The Packaged Model object identifies the model and code that make up your inference service. The code may be provided via a container image, or via an external hosting method (S3 or huggingface.co registry). The Packaged Model object has the following attributes:

Input Attributes

  • name The name of the model.
  • description A text description of the model.
  • modelFormat Model format for downloaded models (e.g. from S3, http, etc.).
    • custom
      The packaged model is provided in a container image.
    • bento-archive
      The packaged model is a bento archive file (.bento).

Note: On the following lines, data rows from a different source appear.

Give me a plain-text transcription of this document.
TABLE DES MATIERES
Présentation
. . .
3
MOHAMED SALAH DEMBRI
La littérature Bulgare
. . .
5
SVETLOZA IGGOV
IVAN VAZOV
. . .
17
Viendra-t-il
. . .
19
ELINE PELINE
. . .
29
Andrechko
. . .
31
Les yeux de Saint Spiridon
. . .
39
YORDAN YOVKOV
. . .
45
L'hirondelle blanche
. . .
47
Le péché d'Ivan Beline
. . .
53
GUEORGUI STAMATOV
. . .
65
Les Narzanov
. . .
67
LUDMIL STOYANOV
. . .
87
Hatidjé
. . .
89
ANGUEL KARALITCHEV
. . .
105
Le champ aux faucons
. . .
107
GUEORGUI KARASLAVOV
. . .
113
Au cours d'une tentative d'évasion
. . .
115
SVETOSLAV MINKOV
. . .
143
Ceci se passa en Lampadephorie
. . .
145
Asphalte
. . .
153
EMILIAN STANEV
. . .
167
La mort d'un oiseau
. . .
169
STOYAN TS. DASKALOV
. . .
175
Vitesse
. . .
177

It will be downloaded, expanded, and then will be served using the bentolm serve command in a provided bentoml serving container.
    • openllm
      The packaged model will be served using the openllm serve command in a provided openllm serving container.
    • nim
      The packaged model will be served using the specified NVIDIA NIM microservices container image.
  • registry The name or id of a registry object. If the model data is not provided via a container image, this must be specified.
  • url Reference to the Bento or model to be served.
    • openllm
      An OpenLLM model name from huggingface.co dynamically loaded and executed with a VLLM backend.
    • s3
      An OpenLLM model path which will be dynamically downloaded from an associated S3 registry bucket.
    • ngc
      An NVIDIA NGC model will be dynamically downloaded from the associated ngc registry bucket and executed with the specified NVIDIA NIM microservices container image.
  • resources The resource requirements for running the service (requests/limits) for cpu/memory/gpu.
  • image The containerized bento where the inference service is to be deployed.
  • environment Environment variables to be provided to the container image when started. See Packaged Model Environment Variables for a list of default options.
  • arguments Arguments to be passed to the container image when started.

Managed Attributes

  • id A unique identifier to identify this particular model version.
  • version An automatically incrementing integer version of the model as you make changes.

Registry

The Registry object provides the metadata that describes how to download a Packaged Model for deployment.

Input Attributes

  • name The name of service to enable access to it via the REST interface or CLI.
  • description A text description of the service.
  • type The type of this model registry.
    • s3
      Configuration to enable access to an S3 bucket.
    • openllm
      Configuration to enable direct download of openllm models from huggingface.co. Provide your access token in the secretKey field.
    • ngc
      Configuration to enable direct download from the NGC: AI Development Catalog.
  • endpointUrl The registry endpoint (host).
    • s3
      The S3 registry endpoint for the associated S3 region. Required.
    • openllm
      The huggingface.co-compatible endpoint (default https://huggingface.co).
    • ngc
      The NVIDIA NGC-compatible api endpoint (default https://api.ngc.nvidia.com).
  • bucket The bucket or organization name, depending on which of the following values is selected as the model registry type.
    • s3
      The required S3 bucket name.
    • ngc
      The required NGC org name.
  • accessKey The access key, username or team name for the registry.
    • s3
      The access key/username.
    • ngc
      The optional NGC team name.
  • secretKey The secret key is the password, secret key, or access token for the registry.
    • s3
      The secretKey provides a secret key for the S3 bucket.
    • openllm
      The secretKey is the access token for huggingface.co and is supplied to the launched container via the HF_TOKEN environment variable.
    • ngc
      The NVIDIA NGC apikey.
  • insecureHttps For https endpoints, the server certificate will be accepted without validation.

Managed Attributes

  • id A unique identifier to identify this service.

DeploymentStateDetails

The state details of an inference service Deployment are described with the following attributes:

Attributes

  • endpoint The endpoint uri used to access the inference service.
  • nativeAppName The name of the Kubernetes application for the specific service version. Use this name to match the app value in Grafana/Prometheus to obtain logs and metrics for this deployed service version.
  • status The status of a particular inference service revision.
    • Deploying
      The service configuration is in progress.
    • Failed
      The service configuration failed.
    • Ready
      The service has been successfully configured and is serving.
    • Updating
      A new service revision is being rolled out.
    • UpdateFailed
      The current service revision failed to rollout due to an error. The prior version is still serving requests.
    • Deleting
      The service is being removed.
    • Paused
      The service has been stopped by the user or an external action.
    • Unknown
      Unable to determined the service’s status.
    • Canceled
      The specified model version of the deployment was canceled by the user.
  • trafficPercentage Percent of traffic being processed by this service/model version.
  • failureInfo A list of any failures associated with the deployment of this service/model version.
  • modelId The id of the deployed packaged model associated with this state.